Stand at the mouth of the alley and look up. The bridge is right there, framed by the old hospital on one side and the old stable-and-laundry building on the other. The light is best in the late afternoon, when the sun comes in low from the west and lights the copper. The street is usually quiet. Sometimes a delivery van will go through and you will get a sense of how narrow the alley really is. Sometimes a couple will walk by with a film camera. Sometimes you will be the only one there.
How to Visit
Where: Staple Street between Harrison and Jay Streets, Tribeca. The skybridge spans the alley between 67 Hudson Street and the three-story building at 9 Jay Street.

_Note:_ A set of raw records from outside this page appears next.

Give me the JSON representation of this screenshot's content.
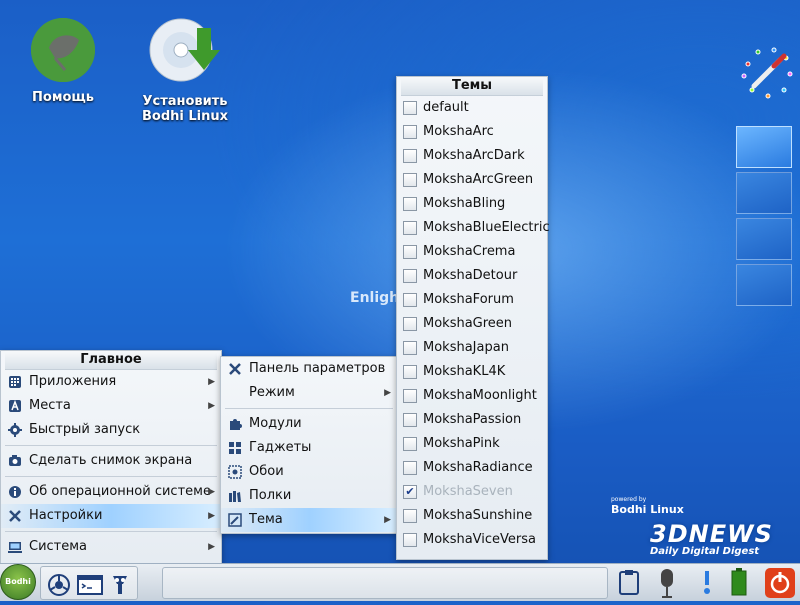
{
  "desktop": {
    "icons": [
      {
        "label_line1": "Помощь",
        "label_line2": ""
      },
      {
        "label_line1": "Установить",
        "label_line2": "Bodhi Linux"
      }
    ],
    "logo_text": "Enlight",
    "bodhi_small": "powered by",
    "bodhi_big": "Bodhi Linux",
    "news_big": "3DNEWS",
    "news_small": "Daily Digital Digest"
  },
  "menu_main": {
    "title": "Главное",
    "items": [
      {
        "label": "Приложения",
        "icon": "apps-grid-icon"
      },
      {
        "label": "Места",
        "icon": "places-icon"
      },
      {
        "label": "Быстрый запуск",
        "icon": "gear-icon"
      },
      {
        "label": "Сделать снимок экрана",
        "icon": "camera-icon"
      },
      {
        "label": "Об операционной системе",
        "icon": "info-icon"
      },
      {
        "label": "Настройки",
        "icon": "tools-icon"
      },
      {
        "label": "Система",
        "icon": "monitor-icon"
      }
    ]
  },
  "menu_settings": {
    "items": [
      {
        "label": "Панель параметров",
        "icon": "tools-icon"
      },
      {
        "label": "Режим",
        "icon": ""
      },
      {
        "label": "Модули",
        "icon": "puzzle-icon"
      },
      {
        "label": "Гаджеты",
        "icon": "gadgets-icon"
      },
      {
        "label": "Обои",
        "icon": "wallpaper-icon"
      },
      {
        "label": "Полки",
        "icon": "shelves-icon"
      },
      {
        "label": "Тема",
        "icon": "theme-icon"
      }
    ]
  },
  "menu_themes": {
    "title": "Темы",
    "items": [
      {
        "label": "default",
        "checked": false
      },
      {
        "label": "MokshaArc",
        "checked": false
      },
      {
        "label": "MokshaArcDark",
        "checked": false
      },
      {
        "label": "MokshaArcGreen",
        "checked": false
      },
      {
        "label": "MokshaBling",
        "checked": false
      },
      {
        "label": "MokshaBlueElectric",
        "checked": false
      },
      {
        "label": "MokshaCrema",
        "checked": false
      },
      {
        "label": "MokshaDetour",
        "checked": false
      },
      {
        "label": "MokshaForum",
        "checked": false
      },
      {
        "label": "MokshaGreen",
        "checked": false
      },
      {
        "label": "MokshaJapan",
        "checked": false
      },
      {
        "label": "MokshaKL4K",
        "checked": false
      },
      {
        "label": "MokshaMoonlight",
        "checked": false
      },
      {
        "label": "MokshaPassion",
        "checked": false
      },
      {
        "label": "MokshaPink",
        "checked": false
      },
      {
        "label": "MokshaRadiance",
        "checked": false
      },
      {
        "label": "MokshaSeven",
        "checked": true
      },
      {
        "label": "MokshaSunshine",
        "checked": false
      },
      {
        "label": "MokshaViceVersa",
        "checked": false
      }
    ]
  },
  "taskbar": {
    "start_label": "Bodhi",
    "launchers": [
      "browser-icon",
      "terminal-icon",
      "filemanager-icon"
    ],
    "tray": [
      "clipboard-icon",
      "microphone-icon",
      "alert-icon",
      "battery-icon",
      "power-icon"
    ]
  },
  "colors": {
    "accent_green": "#4a9a3c",
    "selection": "#9fd1ff",
    "power_red": "#e0401a"
  }
}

Nearest subway: Chambers Street on the 1, 2, 3 (about four blocks). Franklin Street on the 1 is also a short walk. The A, C, E at Canal Street works if you do not mind a slightly longer stroll through Tribeca.
Hours: The alley is a public street, viewable any time. The bridge itself is private property and not open to the public — this is a look-up-and-admire visit, not a walk-across one.
Cost: Free.
Combine with: A walk through Tribeca’s cast-iron blocks on Greenwich, Franklin, and White Streets — the neighborhood holds one of the largest collections of 19th-century cast-iron architecture in New York after SoHo.
Insider Tip: Most people walk down Hudson Street, glance at the alley, and keep moving. Locals know to stand on Jay Street and look back east — from that angle, the bridge sits perfectly framed against the brick on both sides, and you can see the original Red Cross shield mounted on the old House of Relief. Bring a camera with a slight zoom. Phones work, but the detail in the copper rewards a real lens.
Why It Still Matters
Tribeca’s skybridge is not Carnegie Hall. It is not the Woolworth Building. It is a piece of working infrastructure from a city that no longer exists — one that ran on horses and steam and hand-fed coal, where hospitals had stables and laundry was a serious architectural problem. It survived because nobody ever found a reason to tear it down, and because the buildings on either end kept finding new tenants who liked having a copper bridge in their floor plan.
Standing under it, you can feel the city in two layers at once. The cobblestones below. The condos above. The bridge — quiet, useless, beautiful — connecting them.
That is what hidden Tribeca looks like. Go find it.